Verwerfung der Revisionen; Unzulässigkeit der Öffentlichkeitsrüge mangels substantiiertem Vortrag
KI-Zusammenfassung
Die Revisionen der Angeklagten gegen das Urteil des LG Essen vom 8.12.2023 wurden vom BGH als unbegründet verworfen, weil die Nachprüfung auf Grundlage der Revisionsrechtfertigungen keinen Rechtsfehler zu ihren Lasten ergab (§349 Abs.2 StPO). Die Kosten des Revisionsverfahrens wurden überwiegend den Beschwerdeführern auferlegt; bei dem Angeklagten A. wurde hiervon aus Gründen des JGG abgesehen.
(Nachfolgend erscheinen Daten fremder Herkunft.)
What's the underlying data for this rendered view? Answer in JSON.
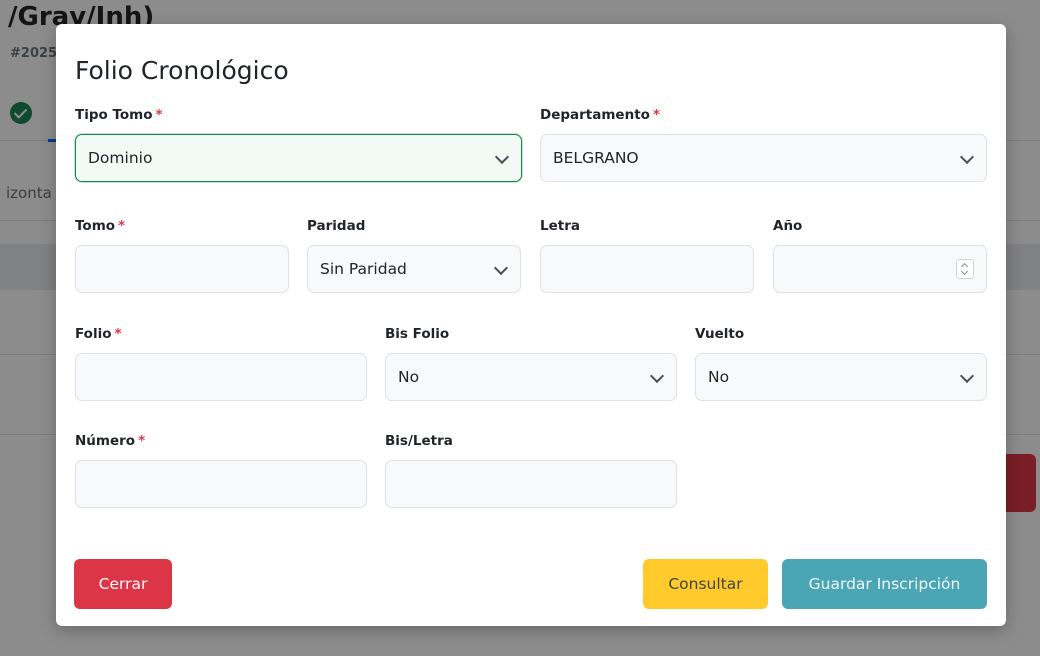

Ferner hielt der Senat die Rüge einer Verletzung des Öffentlichkeitsgrundsatzes für unzulässig, weil der Vortrag nicht darlegte, dass die Strafkammer den Verfahrensverstoß zu vertreten habe.
Ausgang: Revisionen gegen das Urteil des LG Essen als unbegründet verworfen; Kostenmehrheitlich den Beschwerdeführern auferlegt, bei A. Ausnahme nach §§ 74, 109 Abs. 2 JGG; Öffentlichkeitsrüge unzulässig.
Abstrakte Rechtssätze
Die Revision ist zu verwerfen, wenn die Nachprüfung auf Grund der Revisionsrechtfertigungen keinen Rechtsfehler zum Nachteil des Angeklagten ergibt (§ 349 Abs. 2 StPO).
Eine Rüge wegen Verletzung des Öffentlichkeitsgrundsatzes nach § 344 Abs. 2 Satz 2 StPO ist unzulässig, wenn der Beschwerdeführer nicht substantiiert darlegt, aus welchen Umständen sich ergibt, dass das Gericht den behaupteten Verfahrensverstoß zu vertreten hat.
Zur Begründung eines Verschuldens der Strafkammer genügt nicht ein pauschaler Vortrag, das Gericht hätte bei Anwendung gebotener Sorgfalt Hinweise (z. B. eine Anzeige vor dem Sitzungssaal) erkennen und darauf reagieren müssen, soweit zugleich Umstände (z. B. offene Tür, anwesende Zuhörer) dem entgegenstehen.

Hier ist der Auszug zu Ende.